We have examined the record carefully to determine whether there is sufficient evidence to support a judgment for the estate on grounds other than those apparently relied upon by the trial court in its original order of April 22, 1975, or for the intervenor on the whole record. We conclude that there is insufficient evidence to support either a judgment for the estate or for the intervenor on the merits and that the case must be remanded for a new trial.

*844What appear to be alterations on the employee’s retirement plan card, under the circumstances, create a suspicion of unauthorized alteration after execution. DeGraff’s testimony does nothing to allay the suspicion. He said that he saw Daro sign the card when he testified the change was made in 1950 in the company cafeteria. However, there is only the single signature of the employee on each side of the card. These signatures were necessarily on the card when it was executed in 1945. The casualness of the changes together with the circumstance that DeGraff was a fairly recent acquaintance and Gregson’s mother at the time was still living could make DeGrafFs testimony somewhat incredible. However, these circumstances raise questions of fact which should be addressed and resolved by the trier of facts. (Orrico v. Prudential Insurance Co. of America, 6 Ill. App. 2d 316, 321 (1955).) We find nothing in the record to show that these questions of fact were either addressed or resolved by the trial court.
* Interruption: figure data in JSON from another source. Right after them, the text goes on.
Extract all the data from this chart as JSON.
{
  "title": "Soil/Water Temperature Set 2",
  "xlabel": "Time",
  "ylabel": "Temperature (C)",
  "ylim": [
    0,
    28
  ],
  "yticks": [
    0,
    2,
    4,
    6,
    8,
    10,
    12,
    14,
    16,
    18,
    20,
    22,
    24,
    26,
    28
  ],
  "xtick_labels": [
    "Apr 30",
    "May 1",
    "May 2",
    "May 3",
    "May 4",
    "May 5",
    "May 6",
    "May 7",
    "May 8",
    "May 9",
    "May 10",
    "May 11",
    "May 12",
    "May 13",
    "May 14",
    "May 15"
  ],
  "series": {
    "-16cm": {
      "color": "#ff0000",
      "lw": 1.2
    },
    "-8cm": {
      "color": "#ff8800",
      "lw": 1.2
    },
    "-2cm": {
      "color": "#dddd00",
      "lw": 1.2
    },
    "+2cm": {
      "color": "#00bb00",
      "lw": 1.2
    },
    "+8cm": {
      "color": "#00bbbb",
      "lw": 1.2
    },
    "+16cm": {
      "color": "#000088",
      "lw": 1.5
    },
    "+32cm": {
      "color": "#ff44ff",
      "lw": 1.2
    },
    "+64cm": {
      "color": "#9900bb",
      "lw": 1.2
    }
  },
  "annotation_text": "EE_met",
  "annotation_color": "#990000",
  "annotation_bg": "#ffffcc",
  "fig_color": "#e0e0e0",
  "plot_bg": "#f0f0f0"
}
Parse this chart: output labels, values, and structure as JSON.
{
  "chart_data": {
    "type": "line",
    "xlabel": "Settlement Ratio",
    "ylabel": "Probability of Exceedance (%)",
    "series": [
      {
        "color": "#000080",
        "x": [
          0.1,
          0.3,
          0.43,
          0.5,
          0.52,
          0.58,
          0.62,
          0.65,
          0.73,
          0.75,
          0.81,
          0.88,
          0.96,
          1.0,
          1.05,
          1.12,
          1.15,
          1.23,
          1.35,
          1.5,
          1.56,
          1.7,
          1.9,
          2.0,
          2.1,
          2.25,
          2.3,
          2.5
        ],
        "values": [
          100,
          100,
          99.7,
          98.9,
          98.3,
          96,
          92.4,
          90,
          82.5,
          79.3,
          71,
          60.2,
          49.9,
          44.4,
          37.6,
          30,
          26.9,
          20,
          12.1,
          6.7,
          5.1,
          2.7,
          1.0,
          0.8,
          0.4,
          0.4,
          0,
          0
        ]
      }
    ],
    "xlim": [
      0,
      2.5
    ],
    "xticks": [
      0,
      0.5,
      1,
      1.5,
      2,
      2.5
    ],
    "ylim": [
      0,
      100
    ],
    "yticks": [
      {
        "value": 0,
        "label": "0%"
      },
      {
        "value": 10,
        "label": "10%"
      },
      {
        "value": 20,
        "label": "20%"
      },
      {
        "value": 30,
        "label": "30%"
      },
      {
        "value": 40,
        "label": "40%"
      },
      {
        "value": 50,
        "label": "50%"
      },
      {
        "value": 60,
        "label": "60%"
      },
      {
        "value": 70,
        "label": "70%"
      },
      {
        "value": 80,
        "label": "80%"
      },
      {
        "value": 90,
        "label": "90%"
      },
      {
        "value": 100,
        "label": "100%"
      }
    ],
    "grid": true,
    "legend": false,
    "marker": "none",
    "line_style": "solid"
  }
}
A related question of fact which was not resolved was whether the decedent authorized the changes. (Young v. American Standard Life Insurance Co., 398 Ill. 565, 573 (1948).) The designation of a beneficiary is solely a decision of the insured and when a controversy arises as to the identity of a beneficiary the intention of the insured is the controlling element. If such intention is dependent on extrinsic facts which are disputed the question, of course, must be resolved as one of fact. See Wheaton National Bank v. Aarvold, 38 Ill. App. 3d 658, 661-63 (1976).

Since on this record it appears that the court did not, in fact, decide whether the beneficiary was changed in accordance with Daro C. Gregson’s intention, a new trial is required.

We therefore reverse and remand the cause with directions to vacate the order dismissing the citation petition and to conduct adversary citation proceedings consistent with this opinion.

Reversed and remanded.

RECHENMACHER, P. J., and GUILD, J., concur.